陆赫廷面色冷峻,眼神中充满失望。
“你敢保证,陆泰的死和你没有一丁点关系?”
乔诗雅脸色瞬间苍白,她目光躲闪。
“你都叫法医去检查了,就算我和他没有领证,我也不可能那样做。”
陆赫廷的嘴角噙着一抹邪笑。
“对,你不敢明目张胆伤人,但可以搞些小手段,神不知鬼不觉,即便证据在眼前也无法定你的罪。”
乔诗雅佯装听不懂他在说什么。
从她对陆赫廷的理解,他这么问的时候,就说明他已经猜到什么,但是没有足够的证据。
她面带委屈,泫然欲滴,“赫廷,我不知道谁在背后和你说了什么,但是我没有做的事,不能硬扣在我头上。”
看着那张委屈得快要哭出来的脸,此刻他已经毫无同情之意。
“你知道我最痛恨什么人、什么事,你的所作所为让我非常失望。”
乔诗雅知道他素来洞察敏锐,他一定还知道什么。
她试图狡辩,“赫廷,你是不是误会我了?这段时间我是怎么照顾陆泰的,大家有目共睹,即便我和他没有领证,我也仁至义尽,到底是谁要污蔑我?破坏我们这么多年的友谊?”
“周静的意外你又怎么解释?”
陆赫廷冷厉的眼神直直盯着她,鹰隼般的眸子充满震慑力。
乔诗雅的眼里闪过一丝恐慌,很快被宛若深渊的绝望取代。
她一直都隐藏的很好,但万事总有一疏,陆赫廷还是通过陆泰的去世,顺藤摸瓜到了周静的意外。
但她依旧不肯承认。
“证据呢?赫廷,你听信别人……”
不等她狡辩完,陆赫廷拿出一叠通话记录,扔给乔诗雅。
上面有一条,是她和货车司机的通话记录。
虽然仅仅只有一条,绝对不可能是拨错号码这么简单。
乔诗雅一眼就看到那个号码,还用红水笔重重圈了出来。
她继续装不明白,“这是什么?你查我的通话记录?”
陆赫廷看向她的目光,五味杂陈。
“你为什么会变成这样?”
乔诗雅带着哭腔,“你不要用这种失望的眼神看着我,你什么时候变得这么武断?拿着这些通话记录,你想说什么?还是在这里逼我认罪?”

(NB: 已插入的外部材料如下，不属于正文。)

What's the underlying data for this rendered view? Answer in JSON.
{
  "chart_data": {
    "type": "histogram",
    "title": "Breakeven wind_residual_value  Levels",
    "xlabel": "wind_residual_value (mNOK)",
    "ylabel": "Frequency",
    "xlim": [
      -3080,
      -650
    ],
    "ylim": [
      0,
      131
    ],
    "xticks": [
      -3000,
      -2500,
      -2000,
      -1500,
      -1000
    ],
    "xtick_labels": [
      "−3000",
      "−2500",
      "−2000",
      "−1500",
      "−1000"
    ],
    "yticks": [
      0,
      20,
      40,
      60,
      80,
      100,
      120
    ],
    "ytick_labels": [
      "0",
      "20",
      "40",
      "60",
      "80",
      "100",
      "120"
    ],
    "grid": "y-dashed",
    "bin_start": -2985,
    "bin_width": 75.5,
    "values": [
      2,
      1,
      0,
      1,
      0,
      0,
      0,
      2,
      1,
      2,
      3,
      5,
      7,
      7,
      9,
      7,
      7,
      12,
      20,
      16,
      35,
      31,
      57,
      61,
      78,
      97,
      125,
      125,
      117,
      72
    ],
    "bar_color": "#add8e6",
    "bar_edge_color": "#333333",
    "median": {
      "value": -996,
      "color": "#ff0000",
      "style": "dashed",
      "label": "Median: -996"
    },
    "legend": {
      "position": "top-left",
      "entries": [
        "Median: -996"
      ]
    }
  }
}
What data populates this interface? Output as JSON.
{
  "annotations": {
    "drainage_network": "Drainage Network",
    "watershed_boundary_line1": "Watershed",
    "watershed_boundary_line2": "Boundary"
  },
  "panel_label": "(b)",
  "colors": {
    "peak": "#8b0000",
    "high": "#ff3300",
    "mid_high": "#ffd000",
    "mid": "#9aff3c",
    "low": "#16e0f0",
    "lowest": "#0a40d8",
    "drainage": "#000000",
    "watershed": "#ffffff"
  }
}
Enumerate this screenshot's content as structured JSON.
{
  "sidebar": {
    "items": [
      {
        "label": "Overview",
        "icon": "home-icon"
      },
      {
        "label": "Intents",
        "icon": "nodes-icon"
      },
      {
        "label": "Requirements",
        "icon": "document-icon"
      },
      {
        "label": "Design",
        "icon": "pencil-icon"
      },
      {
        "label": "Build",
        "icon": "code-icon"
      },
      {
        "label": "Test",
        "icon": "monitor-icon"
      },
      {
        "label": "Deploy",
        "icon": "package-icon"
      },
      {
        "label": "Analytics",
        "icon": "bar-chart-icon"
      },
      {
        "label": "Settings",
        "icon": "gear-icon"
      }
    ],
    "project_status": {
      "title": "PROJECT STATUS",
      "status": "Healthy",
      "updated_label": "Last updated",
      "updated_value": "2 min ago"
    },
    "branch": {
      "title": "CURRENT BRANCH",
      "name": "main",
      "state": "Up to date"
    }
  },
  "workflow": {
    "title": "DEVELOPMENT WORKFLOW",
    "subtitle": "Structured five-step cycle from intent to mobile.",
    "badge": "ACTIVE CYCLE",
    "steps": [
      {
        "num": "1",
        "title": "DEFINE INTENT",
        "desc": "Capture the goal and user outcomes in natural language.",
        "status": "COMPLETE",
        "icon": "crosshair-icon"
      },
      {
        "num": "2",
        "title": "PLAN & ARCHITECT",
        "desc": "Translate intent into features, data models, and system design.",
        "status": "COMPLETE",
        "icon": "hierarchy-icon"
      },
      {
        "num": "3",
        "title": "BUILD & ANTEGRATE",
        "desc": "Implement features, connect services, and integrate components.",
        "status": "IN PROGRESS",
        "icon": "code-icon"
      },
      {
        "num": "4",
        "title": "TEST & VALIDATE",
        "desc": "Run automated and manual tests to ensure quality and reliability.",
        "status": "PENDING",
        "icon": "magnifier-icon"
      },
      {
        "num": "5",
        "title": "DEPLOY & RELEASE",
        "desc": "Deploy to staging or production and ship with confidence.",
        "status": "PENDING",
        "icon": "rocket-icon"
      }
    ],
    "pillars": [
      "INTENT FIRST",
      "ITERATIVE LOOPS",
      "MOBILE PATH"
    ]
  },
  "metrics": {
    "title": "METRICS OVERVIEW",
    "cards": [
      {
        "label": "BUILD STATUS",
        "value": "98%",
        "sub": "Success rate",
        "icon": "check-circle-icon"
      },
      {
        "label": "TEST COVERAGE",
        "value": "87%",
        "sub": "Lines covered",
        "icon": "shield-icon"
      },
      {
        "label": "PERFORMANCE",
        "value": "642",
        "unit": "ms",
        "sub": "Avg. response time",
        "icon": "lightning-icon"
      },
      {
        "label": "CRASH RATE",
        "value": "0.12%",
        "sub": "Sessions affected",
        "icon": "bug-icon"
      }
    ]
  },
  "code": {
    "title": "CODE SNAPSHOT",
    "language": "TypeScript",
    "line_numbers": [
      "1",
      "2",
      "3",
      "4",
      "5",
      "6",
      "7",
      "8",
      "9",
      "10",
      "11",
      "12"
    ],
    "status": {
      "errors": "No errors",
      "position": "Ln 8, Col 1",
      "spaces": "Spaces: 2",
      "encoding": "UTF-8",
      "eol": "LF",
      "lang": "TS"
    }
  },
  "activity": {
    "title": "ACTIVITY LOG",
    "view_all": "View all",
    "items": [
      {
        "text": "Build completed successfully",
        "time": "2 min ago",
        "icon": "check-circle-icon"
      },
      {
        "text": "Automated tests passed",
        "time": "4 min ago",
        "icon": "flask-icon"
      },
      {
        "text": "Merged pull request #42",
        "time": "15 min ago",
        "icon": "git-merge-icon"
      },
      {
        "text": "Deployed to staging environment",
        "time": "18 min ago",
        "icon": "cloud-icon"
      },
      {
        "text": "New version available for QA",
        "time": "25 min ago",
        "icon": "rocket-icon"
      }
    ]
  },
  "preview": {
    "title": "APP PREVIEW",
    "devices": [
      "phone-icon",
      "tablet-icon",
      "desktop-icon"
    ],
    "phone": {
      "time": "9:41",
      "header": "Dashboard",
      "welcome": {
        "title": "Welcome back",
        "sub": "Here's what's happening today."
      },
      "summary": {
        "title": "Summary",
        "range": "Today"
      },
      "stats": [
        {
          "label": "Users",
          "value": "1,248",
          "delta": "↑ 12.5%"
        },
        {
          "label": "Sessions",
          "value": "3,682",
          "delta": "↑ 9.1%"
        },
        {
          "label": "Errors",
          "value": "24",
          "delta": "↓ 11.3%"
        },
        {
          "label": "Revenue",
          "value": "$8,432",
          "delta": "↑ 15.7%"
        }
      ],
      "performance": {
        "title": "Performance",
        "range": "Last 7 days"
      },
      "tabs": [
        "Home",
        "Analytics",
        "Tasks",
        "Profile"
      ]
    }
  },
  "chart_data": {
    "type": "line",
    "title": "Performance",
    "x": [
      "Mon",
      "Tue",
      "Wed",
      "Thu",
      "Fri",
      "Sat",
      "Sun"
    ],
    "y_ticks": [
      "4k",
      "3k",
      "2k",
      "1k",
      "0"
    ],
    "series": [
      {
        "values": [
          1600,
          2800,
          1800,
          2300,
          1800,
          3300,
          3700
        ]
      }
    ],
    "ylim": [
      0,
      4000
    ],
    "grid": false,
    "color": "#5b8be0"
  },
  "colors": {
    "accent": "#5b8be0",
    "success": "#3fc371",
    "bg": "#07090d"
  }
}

“赫廷,我从来没做过伤害你的事,你不要拿我当仇人好不好?”
她死不承认,成功引起他的极度反感。
他把周静去世前后,乔诗雅生活助理的购物资料、行踪记录文件,再次丢给她。
“上面购买的致幻草药,和周静遇害时佛珠上的成分一模一样,你生活助理买这个干什么?”
他犀利的质问,终于让乔诗雅狡辩的嘴变得沉默。
她看着这些记录,一件件,似乎都在将她和周静的意外联系在一起。
“为什么没过几天,乔姨要去周静所在的寺庙祭拜?”
“……”
“去的时候她手里还拎着一个黑色布袋,为什么下山的时候袋子就不见了?”
乔诗雅知道自己再也瞒不住了,忽然上前想拉住他的手解释。
陆赫廷厌恶地躲开,“承认了?”
乔诗雅眼泪夺眶而出,她摇着头,“赫廷,就算这样,这些也不能定我的罪……”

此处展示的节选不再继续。